When the sun goes down and the temperature begins to drop, that’s when Jenkins starts to slow down his activity and body temperature to get through the night. The bucket will be lowered even with the Farm Bureau Sign at about 15 feet so that he can reach an extension ladder in case of an emergency. Bright lights will shine on his bucket and “Cold for the Cause” sign for passersby to see. And honk at until about 3 a.m.

When it rains, the drops will pound against the plywood above him and echo loudly in his box. Jenkins does nothing more than drift in and out of sleep those two nights, his 6’1” frame lying on a 6-foot piece of plywood, 15 inches wide — hip to hip — bordered with cold metal poles on each end. 

“It’s pretty intense when your body slows down throughout the night to withstand those cold temperatures,” said Jenkins, who likened the experience to the chill one gets when you step into a newly framed out house in the winter. 

How it came about

Ten years ago, Jenkins got to brainstorming.

“I’ve been in Macon County my whole life,” said Jenkins. His father retired after 30 years in the North Carolina State Highway Patrol. His mother retired after 32 years at a local dentist office.
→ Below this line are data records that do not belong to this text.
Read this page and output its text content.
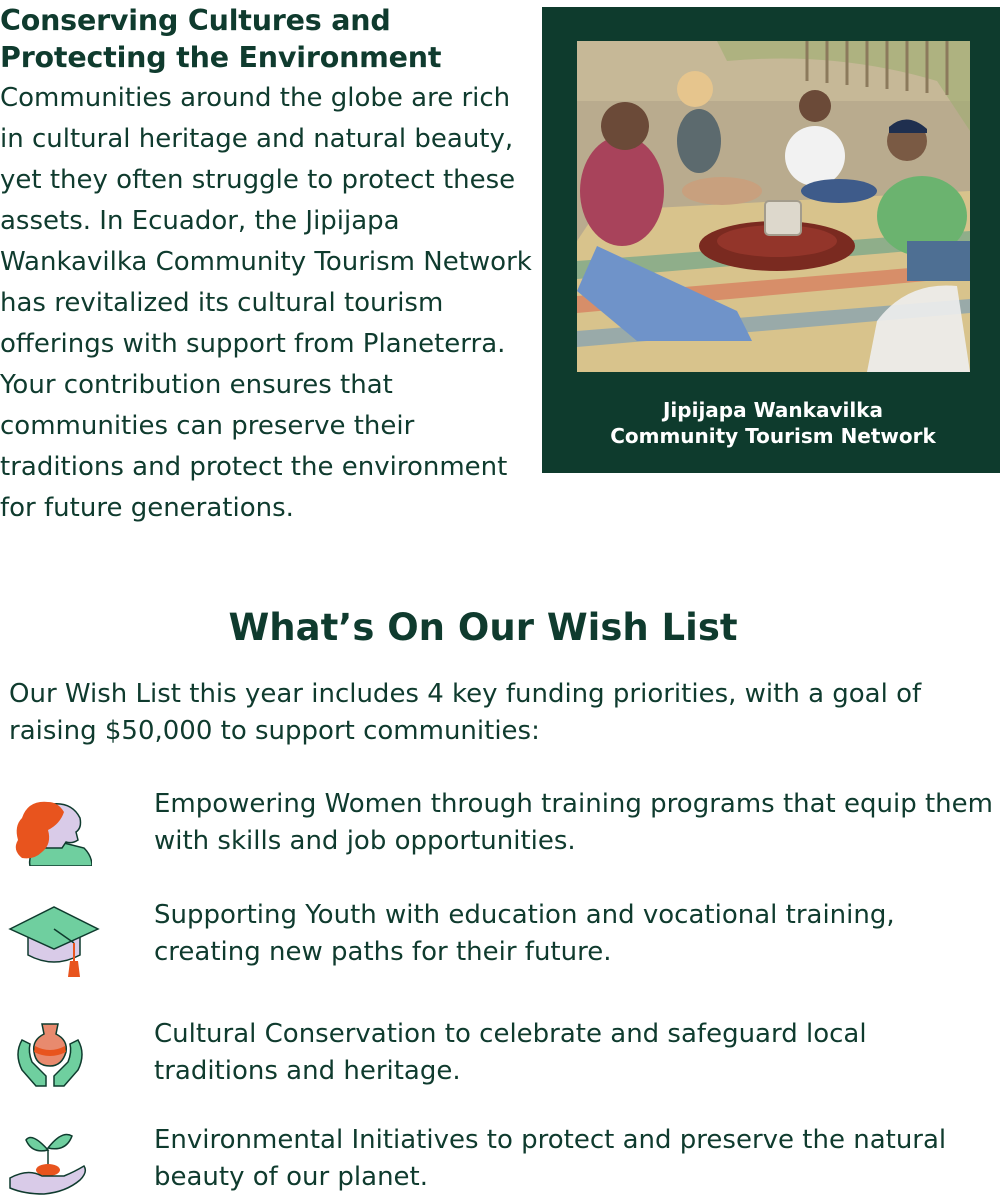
Conserving Cultures and
Protecting the Environment

Communities around the globe are rich in cultural heritage and natural beauty, yet they often struggle to protect these assets. In Ecuador, the Jipijapa Wankavilka Community Tourism Network has revitalized its cultural tourism offerings with support from Planeterra. Your contribution ensures that communities can preserve their traditions and protect the environment for future generations.

Jipijapa Wankavilka
Community Tourism Network
What’s On Our Wish List

Our Wish List this year includes 4 key funding priorities, with a goal of raising $50,000 to support communities:

Empowering Women through training programs that equip them with skills and job opportunities.

Supporting Youth with education and vocational training, creating new paths for their future.

Cultural Conservation to celebrate and safeguard local traditions and heritage.

Environmental Initiatives to protect and preserve the natural beauty of our planet.
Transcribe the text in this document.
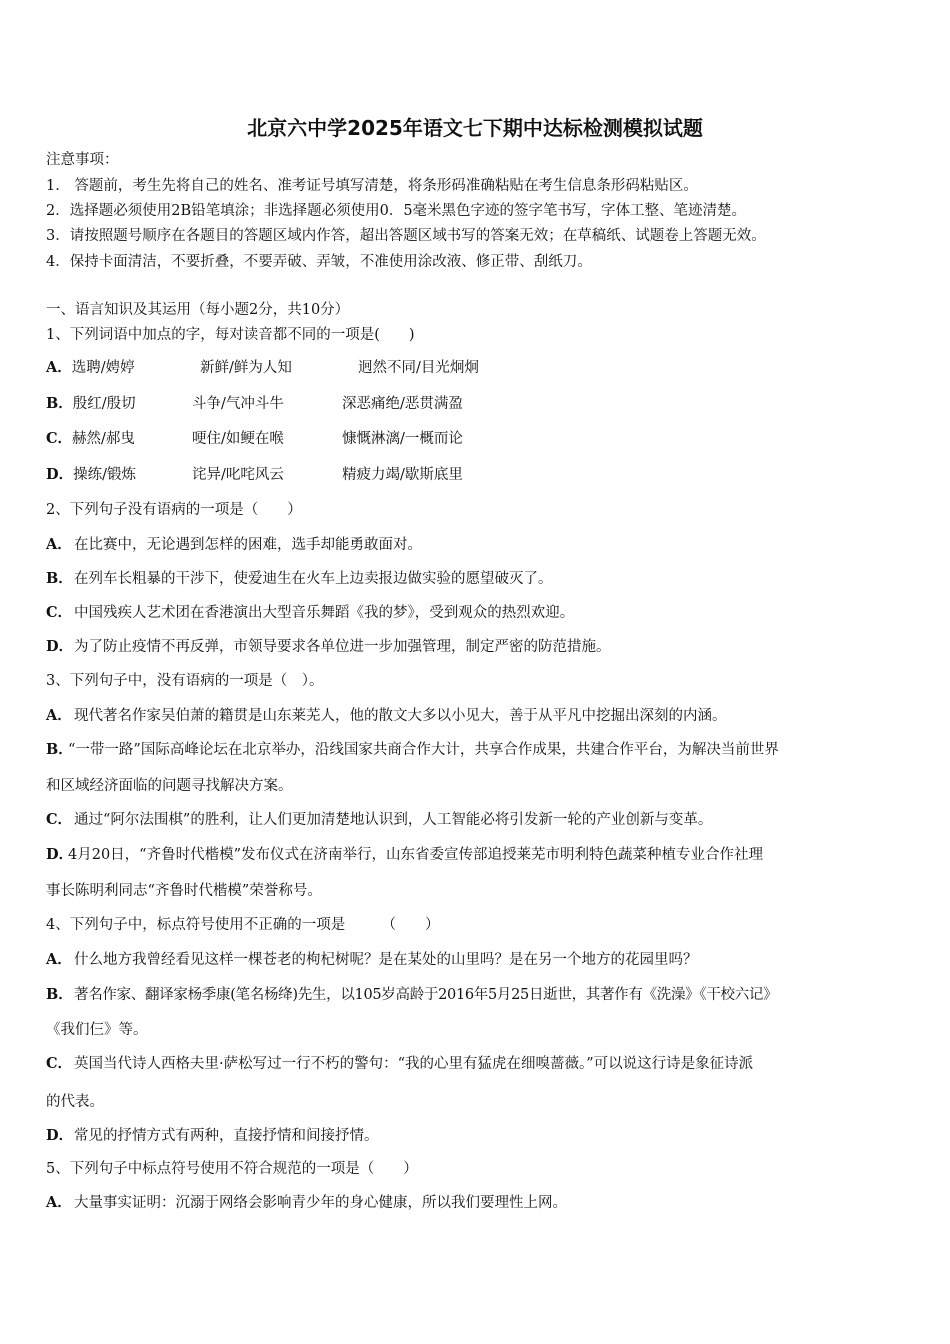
北京六中学2025年语文七下期中达标检测模拟试题
注意事项：
1． 答题前，考生先将自己的姓名、准考证号填写清楚，将条形码准确粘贴在考生信息条形码粘贴区。
2．选择题必须使用2B铅笔填涂；非选择题必须使用0．5毫米黑色字迹的签字笔书写，字体工整、笔迹清楚。
3．请按照题号顺序在各题目的答题区域内作答，超出答题区域书写的答案无效；在草稿纸、试题卷上答题无效。
4．保持卡面清洁，不要折叠，不要弄破、弄皱，不准使用涂改液、修正带、刮纸刀。
一、语言知识及其运用（每小题2分，共10分）
1、下列词语中加点的字，每对读音都不同的一项是(　　)
A．选聘/娉婷	新鲜/鲜为人知	迥然不同/目光炯炯
B．殷红/殷切	斗争/气冲斗牛	深恶痛绝/恶贯满盈
C．赫然/郝曳	哽住/如鲠在喉	慷慨淋漓/一概而论
D．操练/锻炼	诧异/叱咤风云	精疲力竭/歇斯底里
2、下列句子没有语病的一项是（　　）
A． 在比赛中，无论遇到怎样的困难，选手却能勇敢面对。
B．在列车长粗暴的干涉下，使爱迪生在火车上边卖报边做实验的愿望破灭了。
C． 中国残疾人艺术团在香港演出大型音乐舞蹈《我的梦》，受到观众的热烈欢迎。
D．为了防止疫情不再反弹，市领导要求各单位进一步加强管理，制定严密的防范措施。
3、下列句子中，没有语病的一项是（　）。
A． 现代著名作家吴伯萧的籍贯是山东莱芜人，他的散文大多以小见大，善于从平凡中挖掘出深刻的内涵。
B．“一带一路”国际高峰论坛在北京举办，沿线国家共商合作大计，共享合作成果，共建合作平台，为解决当前世界
和区域经济面临的问题寻找解决方案。
C． 通过“阿尔法围棋”的胜利，让人们更加清楚地认识到，人工智能必将引发新一轮的产业创新与变革。
D．4月20日，“齐鲁时代楷模”发布仪式在济南举行，山东省委宣传部追授莱芜市明利特色蔬菜种植专业合作社理
事长陈明利同志“齐鲁时代楷模”荣誉称号。
4、下列句子中，标点符号使用不正确的一项是　　　（　　）
A． 什么地方我曾经看见这样一棵苍老的枸杞树呢？是在某处的山里吗？是在另一个地方的花园里吗？
B．著名作家、翻译家杨季康(笔名杨绛)先生，以105岁高龄于2016年5月25日逝世，其著作有《洗澡》《干校六记》
《我们仨》等。
C． 英国当代诗人西格夫里·萨松写过一行不朽的警句：“我的心里有猛虎在细嗅蔷薇。”可以说这行诗是象征诗派
的代表。
D．常见的抒情方式有两种，直接抒情和间接抒情。
5、下列句子中标点符号使用不符合规范的一项是（　　）
A． 大量事实证明：沉溺于网络会影响青少年的身心健康，所以我们要理性上网。
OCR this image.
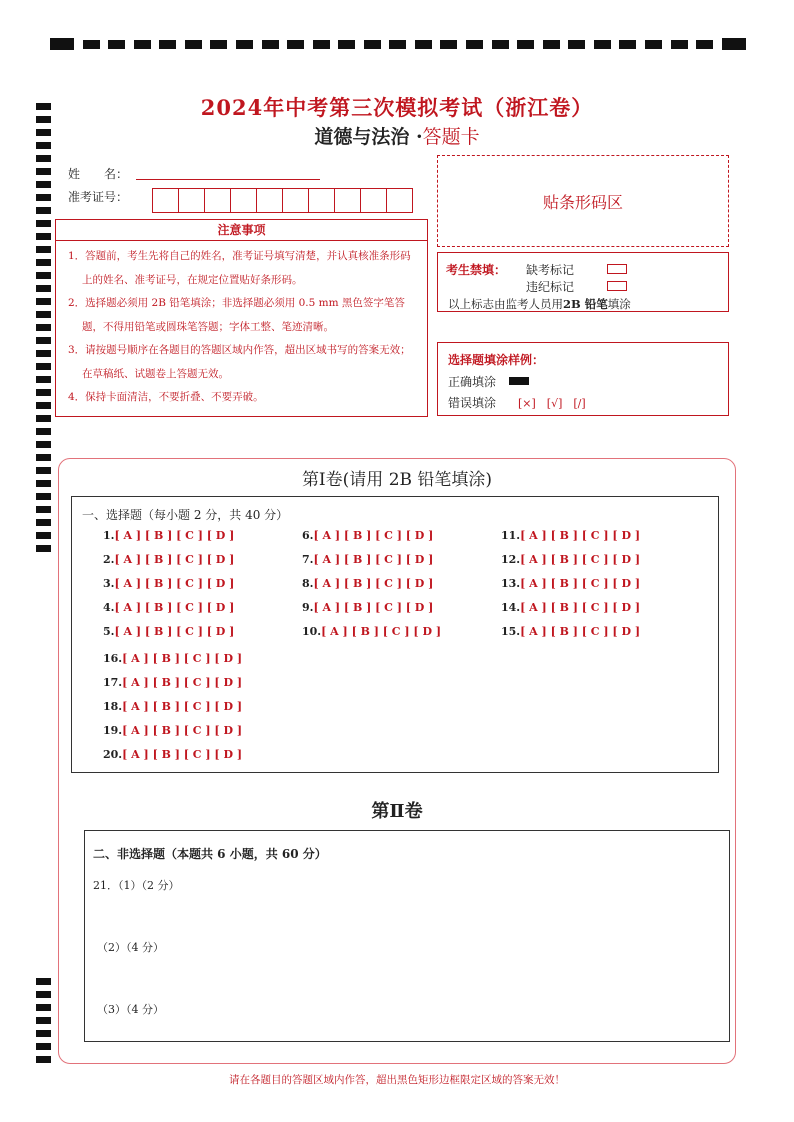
2024年中考第三次模拟考试（浙江卷）
道德与法治 ·答题卡
姓　　名：
准考证号：	贴条形码区
注意事项
1．答题前，考生先将自己的姓名，准考证号填写清楚，并认真核准条形码上的姓名、准考证号，在规定位置贴好条形码。
2．选择题必须用 2B 铅笔填涂；非选择题必须用 0.5 mm 黑色签字笔答题，不得用铅笔或圆珠笔答题；字体工整、笔迹清晰。
3．请按题号顺序在各题目的答题区域内作答，超出区域书写的答案无效；在草稿纸、试题卷上答题无效。
4．保持卡面清洁，不要折叠、不要弄破。
考生禁填： 缺考标记
违纪标记
以上标志由监考人员用2B 铅笔填涂
选择题填涂样例：
正确填涂
错误填涂 [×]　[√]　[/]
第Ⅰ卷(请用 2B 铅笔填涂)
一、选择题（每小题 2 分，共 40 分）
1.[ A ] [ B ] [ C ] [ D ]
2.[ A ] [ B ] [ C ] [ D ]
3.[ A ] [ B ] [ C ] [ D ]
4.[ A ] [ B ] [ C ] [ D ]
5.[ A ] [ B ] [ C ] [ D ]
6.[ A ] [ B ] [ C ] [ D ]
7.[ A ] [ B ] [ C ] [ D ]
8.[ A ] [ B ] [ C ] [ D ]
9.[ A ] [ B ] [ C ] [ D ]
10.[ A ] [ B ] [ C ] [ D ]
11.[ A ] [ B ] [ C ] [ D ]
12.[ A ] [ B ] [ C ] [ D ]
13.[ A ] [ B ] [ C ] [ D ]
14.[ A ] [ B ] [ C ] [ D ]
15.[ A ] [ B ] [ C ] [ D ]
16.[ A ] [ B ] [ C ] [ D ]
17.[ A ] [ B ] [ C ] [ D ]
18.[ A ] [ B ] [ C ] [ D ]
19.[ A ] [ B ] [ C ] [ D ]
20.[ A ] [ B ] [ C ] [ D ]
第Ⅱ卷
二、非选择题（本题共 6 小题，共 60 分）
21．（1）（2 分）
（2）（4 分）
（3）（4 分）
请在各题目的答题区域内作答，超出黑色矩形边框限定区域的答案无效！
Both his younger brothers and their families live in Macon County. His whole professional career has been spent in the community.

He thought, “I need to come up with some idea, some way to give back to the community.”

He got to talking to Joe Sanders, owner of J.R. Sanders Co. equipment rental, and together the two spawned the idea of withstanding the elements to raise awareness and donations for those who might be cold this winter. 

The first year, wind chills brought temperatures down to 9 below, Franklin Police officers and Macon County Sheriff’s deputies rapped on his box every few hours to make sure he was OK. By morning, an inch of ice was encrusted around his box from the condensation of his breathing, and the water pipes at his family’s home froze. 

“Of course, I was kind of stuck, I couldn’t do anything about it,” Jenkins recalls when he got the phone call from his wife that Saturday morning. He added, with a laugh: “So, I had to do some planning and phone calls from up in the box to get that taken care of.”

Nine years later, several hundred community members follow Jenkins’ Cold for a Cause Facebook page and write him messages of support throughout his 48 hours in the box.

“I personally try to respond to every single comment and thank every single person,” he said. “That’s what keeps me pumped and motivated.”

A community event 

“Every year, about two days before Thanksgiving, Joe’s phone rings,” Jenkins said of his annual phone call to Joe Sanders.

“He always answers, ‘I’ve been waiting for your call,’” Jenkins adds. On that call, the two discuss the day in January for Cold for a Cause. “That way whatever comes about weather-wise is the luck of the draw.”

Community members tend to believe Jenkins selects the coldest weekend of the winter.

Local restaurants bring Jenkins breakfast, lunch and supper. Supporters bring him soup, chili, coffee and donuts, and children take photos with him.

“It’s a great cause. He’s very civic minded – a good fellow,” said Franklin Police Chief David Adams. “Our officers go by and check on him, make sure he’s okay.”

Since the beginning, Jenkins has had a personal goal of doing the event for ten years, so he could say he was able to do it for a decade.

“Last year was pretty tough, but I have to end on the 10th year,” he said, explaining how he views the event as an avenue for the community to give. 

 “What it really does is create a hum of neighbors helping neighbors because you know it’s going to help other families right here,” he said.

Reflecting on the donations, supporters and the movement he created, Jenkins underscores it’s not about self-promotion.

“It’s not my event, it’s the people of Macon County’s event,” he said. “If it wasn’t for them taking the time to donate, I would just be a guy sitting in a box.”